The Mudcat Café TM
Thread #135990   Message #3103263
Posted By: GUEST,Bob Coltman
26-Feb-11 - 06:06 PM
Thread Name: Origins: Timber Jerry the Mule
Subject: RE: Origins: Timber Jerry the Mule
Well, the song "Jerry" ("Mule on the Mountain") is somewhat older, a work chant. First collected I think by Zora Neale Hurston, who published it in her Mules and Men, 1935, p. 327, as "Mule On De Mount." First vrse:

Cap'n got a mule, mule on the Mount called Jerry (2)
I can ride, Lawd, Lawd, I can ride.
[OR He won't come down, Lawd, Lawd, he won't come down.]

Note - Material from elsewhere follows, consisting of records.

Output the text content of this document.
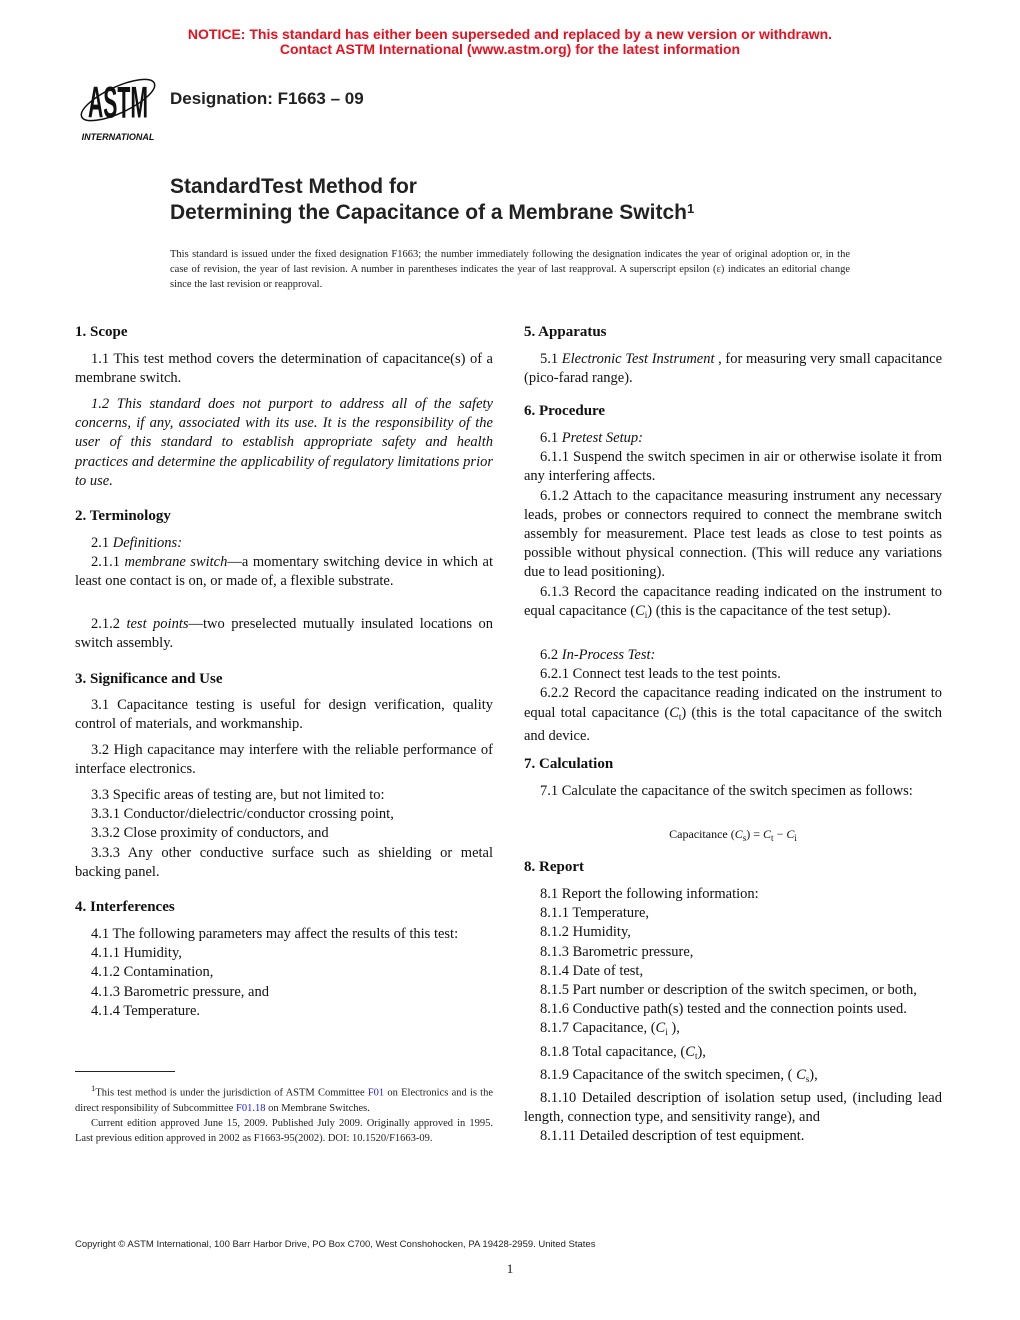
NOTICE: This standard has either been superseded and replaced by a new version or withdrawn.
Contact ASTM International (www.astm.org) for the latest information
ASTM
INTERNATIONAL
Designation: F1663 – 09
StandardTest Method for
Determining the Capacitance of a Membrane Switch$^1$
This standard is issued under the fixed designation F1663; the number immediately following the designation indicates the year of original adoption or, in the case of revision, the year of last revision. A number in parentheses indicates the year of last reapproval. A superscript epsilon (ε) indicates an editorial change since the last revision or reapproval.
1. Scope

1.1 This test method covers the determination of capacitance(s) of a membrane switch.

1.2 This standard does not purport to address all of the safety concerns, if any, associated with its use. It is the responsibility of the user of this standard to establish appropriate safety and health practices and determine the applicability of regulatory limitations prior to use.

2. Terminology

2.1 Definitions:

2.1.1 membrane switch—a momentary switching device in which at least one contact is on, or made of, a flexible substrate.

2.1.2 test points—two preselected mutually insulated locations on switch assembly.

3. Significance and Use

3.1 Capacitance testing is useful for design verification, quality control of materials, and workmanship.

3.2 High capacitance may interfere with the reliable performance of interface electronics.

3.3 Specific areas of testing are, but not limited to:

3.3.1 Conductor/dielectric/conductor crossing point,

3.3.2 Close proximity of conductors, and

3.3.3 Any other conductive surface such as shielding or metal backing panel.

4. Interferences

4.1 The following parameters may affect the results of this test:

4.1.1 Humidity,

4.1.2 Contamination,

4.1.3 Barometric pressure, and

4.1.4 Temperature.

5. Apparatus

5.1 Electronic Test Instrument , for measuring very small capacitance (pico-farad range).

6. Procedure

6.1 Pretest Setup:

6.1.1 Suspend the switch specimen in air or otherwise isolate it from any interfering affects.

6.1.2 Attach to the capacitance measuring instrument any necessary leads, probes or connectors required to connect the membrane switch assembly for measurement. Place test leads as close to test points as possible without physical connection. (This will reduce any variations due to lead positioning).

6.1.3 Record the capacitance reading indicated on the instrument to equal capacitance $(C_i)$ (this is the capacitance of the test setup).

6.2 In-Process Test:

6.2.1 Connect test leads to the test points.

6.2.2 Record the capacitance reading indicated on the instrument to equal total capacitance $(C_t)$ (this is the total capacitance of the switch and device.

7. Calculation

7.1 Calculate the capacitance of the switch specimen as follows:

Capacitance $(C_s) = C_t - C_i$
8. Report

8.1 Report the following information:

8.1.1 Temperature,

8.1.2 Humidity,

8.1.3 Barometric pressure,

8.1.4 Date of test,

8.1.5 Part number or description of the switch specimen, or both,

8.1.6 Conductive path(s) tested and the connection points used.

8.1.7 Capacitance, ($C_i$ ),

8.1.8 Total capacitance, $(C_t)$,

8.1.9 Capacitance of the switch specimen, ( $C_s$),

8.1.10 Detailed description of isolation setup used, (including lead length, connection type, and sensitivity range), and

8.1.11 Detailed description of test equipment.

$^1$This test method is under the jurisdiction of ASTM Committee F01 on Electronics and is the direct responsibility of Subcommittee F01.18 on Membrane Switches.

Current edition approved June 15, 2009. Published July 2009. Originally approved in 1995. Last previous edition approved in 2002 as F1663-95(2002). DOI: 10.1520/F1663-09.

Copyright © ASTM International, 100 Barr Harbor Drive, PO Box C700, West Conshohocken, PA 19428-2959. United States
1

Hurston calls it "The most widely distributed and best known of all Negro work songs." Subsequent collecting has not borne out that verdict, but the song is very widespread all the same, related to "Corn Bread and Molasses," "Coal-Black Woman" and other songs like "I Got a Bulldog." Some like the latter have penetrated into white tradition as well.

I have not heard the Josh White version, so I don't know how closely it resembles the above. But the name "Jerry" is usually associated with the above song. My guess, absent other evidence, is that Josh White may have derived his song from that source. At least it's a good place to start looking.